1 Pernikahan

Ternyata menjadi seorang pengantin baru itu memang sangat melelahkan. Sampai saat ini, Nara sama sekali belum bisa mengistirahatkan kedua kakinya. Pasalnya, sejak tadi masih ada saja tamu yang berdatangan. Padahal, acara resepsi pernikahannya saja sudah selesai sejak tiga puluh menit yang lalu. Dan sekarang, Nara hanya bisa mengikuti langkah sang suami yang sejak tadi juga masih harus bertemu dengan teman-teman kantornya.

Tidak ingin berbohong, tumit Nara itu sudah merasa pegal, ditambah dia juga harus menggandeng lengan suaminya ini. Nara rasa, setelah semua ini selesai, dirinya akan berendam didalam bathub dengan air hangat. Dia harus melemaskan semua ototnya.

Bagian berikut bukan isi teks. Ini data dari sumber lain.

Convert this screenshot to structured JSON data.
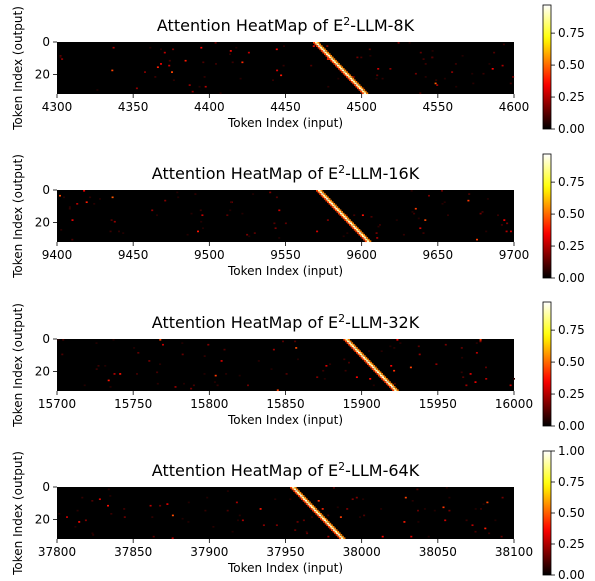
{
  "chart_data": [
    {
      "type": "heatmap",
      "title": "Attention HeatMap of E²-LLM-8K",
      "title_parts": {
        "pre": "Attention HeatMap of E",
        "sup": "2",
        "post": "-LLM-8K"
      },
      "xlabel": "Token Index (input)",
      "ylabel": "Token Index (output)",
      "xlim": [
        4300,
        4600
      ],
      "xticks": [
        "4300",
        "4350",
        "4400",
        "4450",
        "4500",
        "4550",
        "4600"
      ],
      "yticks": [
        "0",
        "20"
      ],
      "rows": 32,
      "diagonal": {
        "x_start": 4470,
        "x_end": 4502
      },
      "colorbar": {
        "ticks": [
          "0.00",
          "0.25",
          "0.50",
          "0.75"
        ],
        "range": [
          0,
          0.97
        ],
        "colormap": "hot"
      }
    },
    {
      "type": "heatmap",
      "title": "Attention HeatMap of E²-LLM-16K",
      "title_parts": {
        "pre": "Attention HeatMap of E",
        "sup": "2",
        "post": "-LLM-16K"
      },
      "xlabel": "Token Index (input)",
      "ylabel": "Token Index (output)",
      "xlim": [
        9400,
        9700
      ],
      "xticks": [
        "9400",
        "9450",
        "9500",
        "9550",
        "9600",
        "9650",
        "9700"
      ],
      "yticks": [
        "0",
        "20"
      ],
      "rows": 32,
      "diagonal": {
        "x_start": 9572,
        "x_end": 9604
      },
      "colorbar": {
        "ticks": [
          "0.00",
          "0.25",
          "0.50",
          "0.75"
        ],
        "range": [
          0,
          0.97
        ],
        "colormap": "hot"
      }
    },
    {
      "type": "heatmap",
      "title": "Attention HeatMap of E²-LLM-32K",
      "title_parts": {
        "pre": "Attention HeatMap of E",
        "sup": "2",
        "post": "-LLM-32K"
      },
      "xlabel": "Token Index (input)",
      "ylabel": "Token Index (output)",
      "xlim": [
        15700,
        16000
      ],
      "xticks": [
        "15700",
        "15750",
        "15800",
        "15850",
        "15900",
        "15950",
        "16000"
      ],
      "yticks": [
        "0",
        "20"
      ],
      "rows": 32,
      "diagonal": {
        "x_start": 15890,
        "x_end": 15922
      },
      "colorbar": {
        "ticks": [
          "0.00",
          "0.25",
          "0.50",
          "0.75"
        ],
        "range": [
          0,
          0.97
        ],
        "colormap": "hot"
      }
    },
    {
      "type": "heatmap",
      "title": "Attention HeatMap of E²-LLM-64K",
      "title_parts": {
        "pre": "Attention HeatMap of E",
        "sup": "2",
        "post": "-LLM-64K"
      },
      "xlabel": "Token Index (input)",
      "ylabel": "Token Index (output)",
      "xlim": [
        37800,
        38100
      ],
      "xticks": [
        "37800",
        "37850",
        "37900",
        "37950",
        "38000",
        "38050",
        "38100"
      ],
      "yticks": [
        "0",
        "20"
      ],
      "rows": 32,
      "diagonal": {
        "x_start": 37955,
        "x_end": 37987
      },
      "colorbar": {
        "ticks": [
          "0.00",
          "0.25",
          "0.50",
          "0.75",
          "1.00"
        ],
        "range": [
          0,
          1.0
        ],
        "colormap": "hot"
      }
    }
  ]
}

Aduh! Nara melihat suaminya ini menyapa seorang laki-laki berjas hitam yang terlihat baru saja sampai. Sebelum dirinya dan juga sang suami menghampiri presensi itu, Nara sempat menahan lengan suaminya. Dia ingin meminta izin untuk beristirahat, lantaran Nara sudah tidak bisa menahan lebih lama lagi rasa pegal pada kakinya.

"Mas, apa aku boleh beristirahat? Kakiku sangat pegal," ucap Nara.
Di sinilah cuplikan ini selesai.